To perform an efficient genomic epidemiology investigation during the pandemic, several analytic methods were used to examine the resultant genomes from the sequencing step. By way of illustration, in the first SARS-CoV-2 pandemic wave between March 2020 and April 2020, we performed a phylogenetic analysis to visualize the clustering of our newly sequenced genomes. The dataset comprised 32 Hungarian genomes in addition to 105 sequences sampled worldwide. The analysis supported the multiple introductions origin of the disease. Similarly, the large-scale haplotype network analysis of 7864 high-quality sequences retrieved from the GISAID database in addition to our 32 Hungarian genomes supported the multiple introductions theory and demonstrated some local transmissions (Kemenesi et al. 2020). On the other hand, later in the pandemic, we collaborated with Pasteur Algérie, and we analyzed sequences from the first and second waves, the dataset involved 29 Algerian genomes and 66 sequences sampled worldwide. We performed a time-dated phylogenetic analysis to estimate the starting date of the Algerian pandemic which correlated with the reported epidemiological data. Furthermore, we performed a phylogeographic analysis to illustrate the spreading route within the country. As a result, we could emphasize the importance of both international and local travel in disease spread, and we highlighted the missing unsampled data. In a similar manner, we characterized the mutational pattern on both nucleotide and amino acid levels, also we could perform molecular tracing based on amino acid substitutions, and we predicted the effect of the substitutions on the corresponding proteins. Finally, we assessed the selective pressure among the protein-coding genes, which were overall evolving under a negative selection (Zeghbib et al. 2021).
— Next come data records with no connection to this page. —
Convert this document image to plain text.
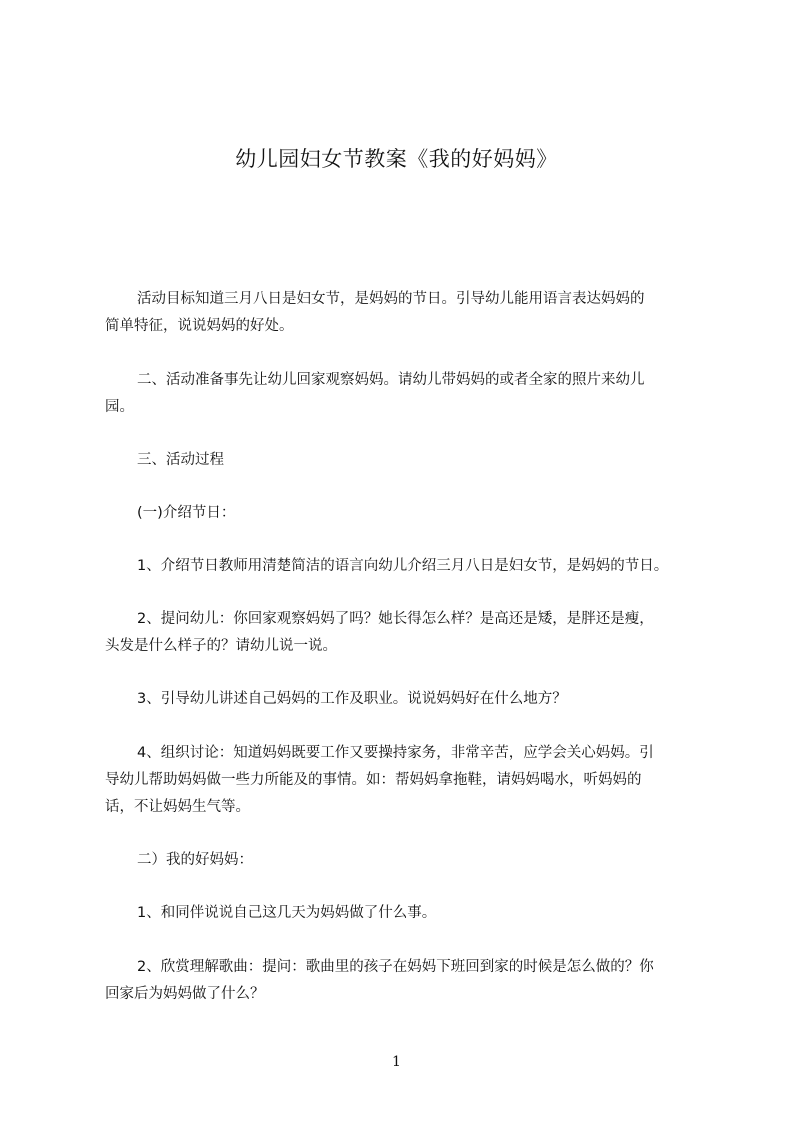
幼儿园妇女节教案《我的好妈妈》
活动目标知道三月八日是妇女节，是妈妈的节日。引导幼儿能用语言表达妈妈的
简单特征，说说妈妈的好处。
二、活动准备事先让幼儿回家观察妈妈。请幼儿带妈妈的或者全家的照片来幼儿
园。
三、活动过程
(一)介绍节日：
1、介绍节日教师用清楚简洁的语言向幼儿介绍三月八日是妇女节，是妈妈的节日。
2、提问幼儿：你回家观察妈妈了吗？她长得怎么样？是高还是矮，是胖还是瘦，
头发是什么样子的？请幼儿说一说。
3、引导幼儿讲述自己妈妈的工作及职业。说说妈妈好在什么地方？
4、组织讨论：知道妈妈既要工作又要操持家务，非常辛苦，应学会关心妈妈。引
导幼儿帮助妈妈做一些力所能及的事情。如：帮妈妈拿拖鞋，请妈妈喝水，听妈妈的
话，不让妈妈生气等。
二）我的好妈妈：
1、和同伴说说自己这几天为妈妈做了什么事。
2、欣赏理解歌曲：提问：歌曲里的孩子在妈妈下班回到家的时候是怎么做的？你
回家后为妈妈做了什么？
1
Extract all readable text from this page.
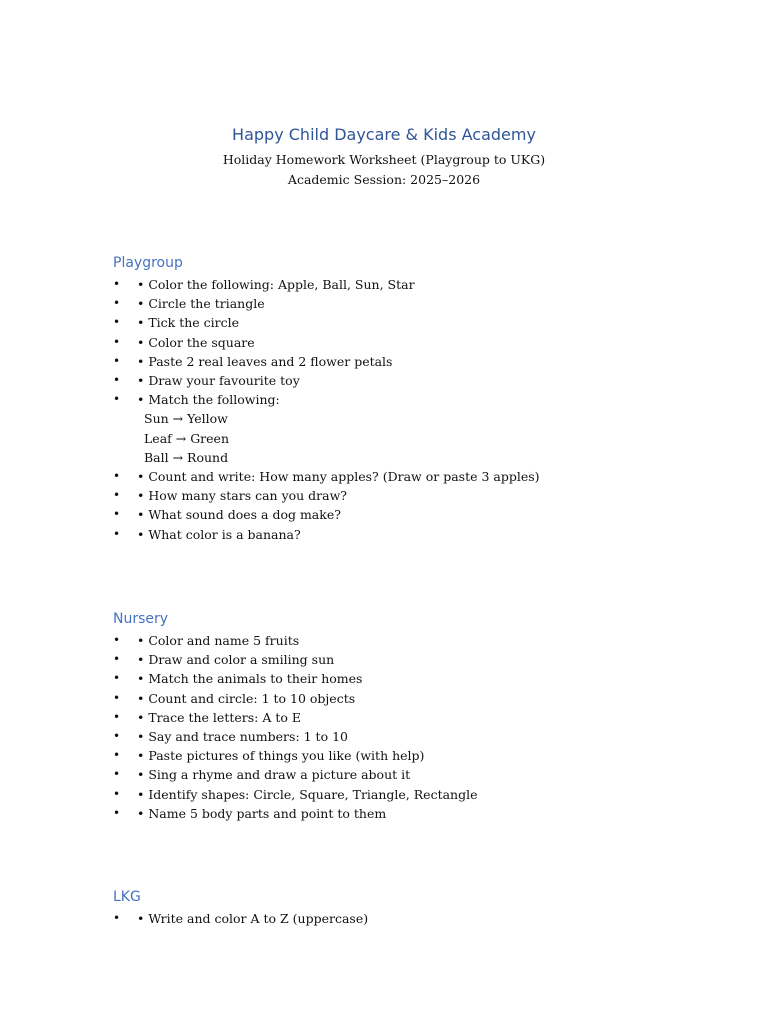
Happy Child Daycare & Kids Academy
Holiday Homework Worksheet (Playgroup to UKG)
Academic Session: 2025–2026
Playgroup
• • Color the following: Apple, Ball, Sun, Star
• • Circle the triangle
• • Tick the circle
• • Color the square
• • Paste 2 real leaves and 2 flower petals
• • Draw your favourite toy
• • Match the following:
Sun → Yellow
Leaf → Green
Ball → Round
• • Count and write: How many apples? (Draw or paste 3 apples)
• • How many stars can you draw?
• • What sound does a dog make?
• • What color is a banana?
Nursery
• • Color and name 5 fruits
• • Draw and color a smiling sun
• • Match the animals to their homes
• • Count and circle: 1 to 10 objects
• • Trace the letters: A to E
• • Say and trace numbers: 1 to 10
• • Paste pictures of things you like (with help)
• • Sing a rhyme and draw a picture about it
• • Identify shapes: Circle, Square, Triangle, Rectangle
• • Name 5 body parts and point to them
LKG
• • Write and color A to Z (uppercase)
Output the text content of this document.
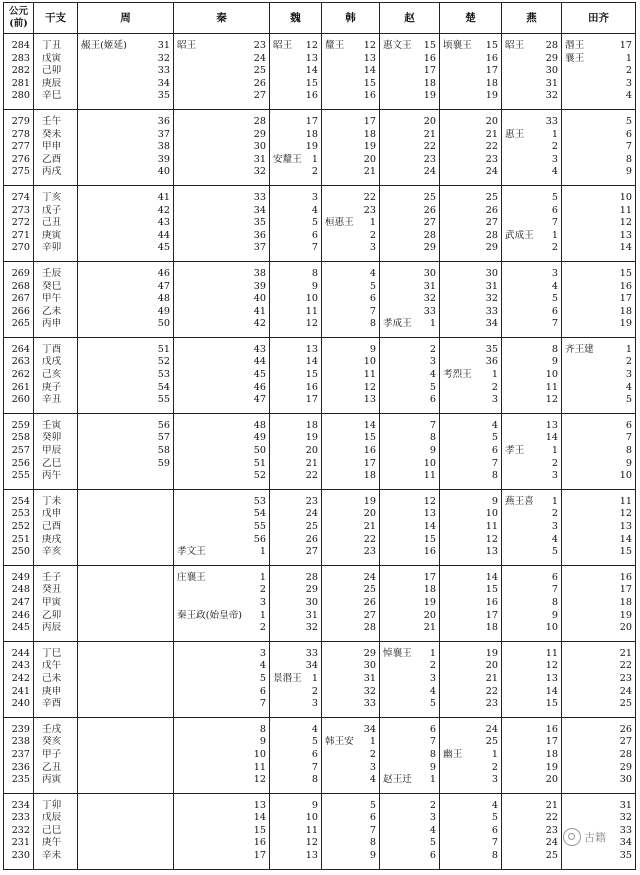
公元
(前)	干支	周	秦	魏	韩	赵	楚	燕	田齐
284	丁丑	赧王(姬延) 31	昭王 23	昭王 12	釐王 12	惠文王 15	顷襄王 15	昭王 28	湣王 17
283	戊寅	32	24	13	13	16	16	29	襄王 1
282	己卯	33	25	14	14	17	17	30	2
281	庚辰	34	26	15	15	18	18	31	3
280	辛巳	35	27	16	16	19	19	32	4
279	壬午	36	28	17	17	20	20	33	5
278	癸未	37	29	18	18	21	21	惠王 1	6
277	甲申	38	30	19	19	22	22	2	7
276	乙酉	39	31	安釐王 1	20	23	23	3	8
275	丙戌	40	32	2	21	24	24	4	9
274	丁亥	41	33	3	22	25	25	5	10
273	戊子	42	34	4	23	26	26	6	11
272	己丑	43	35	5	桓惠王 1	27	27	7	12
271	庚寅	44	36	6	2	28	28	武成王 1	13
270	辛卯	45	37	7	3	29	29	2	14
269	壬辰	46	38	8	4	30	30	3	15
268	癸巳	47	39	9	5	31	31	4	16
267	甲午	48	40	10	6	32	32	5	17
266	乙未	49	41	11	7	33	33	6	18
265	丙申	50	42	12	8	孝成王 1	34	7	19
264	丁酉	51	43	13	9	2	35	8	齐王建 1
263	戊戌	52	44	14	10	3	36	9	2
262	己亥	53	45	15	11	4	考烈王 1	10	3
261	庚子	54	46	16	12	5	2	11	4
260	辛丑	55	47	17	13	6	3	12	5
259	壬寅	56	48	18	14	7	4	13	6
258	癸卯	57	49	19	15	8	5	14	7
257	甲辰	58	50	20	16	9	6	孝王 1	8
256	乙巳	59	51	21	17	10	7	2	9
255	丙午		52	22	18	11	8	3	10
254	丁未		53	23	19	12	9	燕王喜 1	11
253	戊申		54	24	20	13	10	2	12
252	己酉		55	25	21	14	11	3	13
251	庚戌		56	26	22	15	12	4	14
250	辛亥		孝文王 1	27	23	16	13	5	15
249	壬子		庄襄王 1	28	24	17	14	6	16
248	癸丑		2	29	25	18	15	7	17
247	甲寅		3	30	26	19	16	8	18
246	乙卯		秦王政(始皇帝) 1	31	27	20	17	9	19
245	丙辰		2	32	28	21	18	10	20
244	丁巳		3	33	29	悼襄王 1	19	11	21
243	戊午		4	34	30	2	20	12	22
242	己未		5	景湣王 1	31	3	21	13	23
241	庚申		6	2	32	4	22	14	24
240	辛酉		7	3	33	5	23	15	25
239	壬戌		8	4	34	6	24	16	26
238	癸亥		9	5	韩王安 1	7	25	17	27
237	甲子		10	6	2	8	幽王 1	18	28
236	乙丑		11	7	3	9	2	19	29
235	丙寅		12	8	4	赵王迁 1	3	20	30
234	丁卯		13	9	5	2	4	21	31
233	戊辰		14	10	6	3	5	22	32
232	己巳		15	11	7	4	6	23	33
231	庚午		16	12	8	5	7	24	34
230	辛未		17	13	9	6	8	25	35
古籍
Another example of data analysis for the purpose of genomic epidemiology is the phylodynamic which specifies some features of viral demography such as viral population growth and decline and its structure. Basically, it studies the evolution of a viral population based on its genomic sequences. It also permits the direct estimation of the basic reproductive number (R0) and the effective reproductive number (Re) from the sequence data (Cardona-Ospina et al. 2021). With the emergence of new variants, another important tool that is directly linked to infectivity and immune escape evaluation is 3D protein modeling. Mutations occurring in the receptor-binding domain (RBD) of the spike protein play a key role in the infection process by interacting with ACE2 cell receptors. Hence, it is important to develop prediction tools to assess the affinity of novel RBD variants to ACE2 receptors in order to take a step ahead and prepare for better response measures, therapies, and vaccination strategies. In silico analysis is crucial to step from pandemic response to pandemic prediction and preparedness (Tragni et al. 2022).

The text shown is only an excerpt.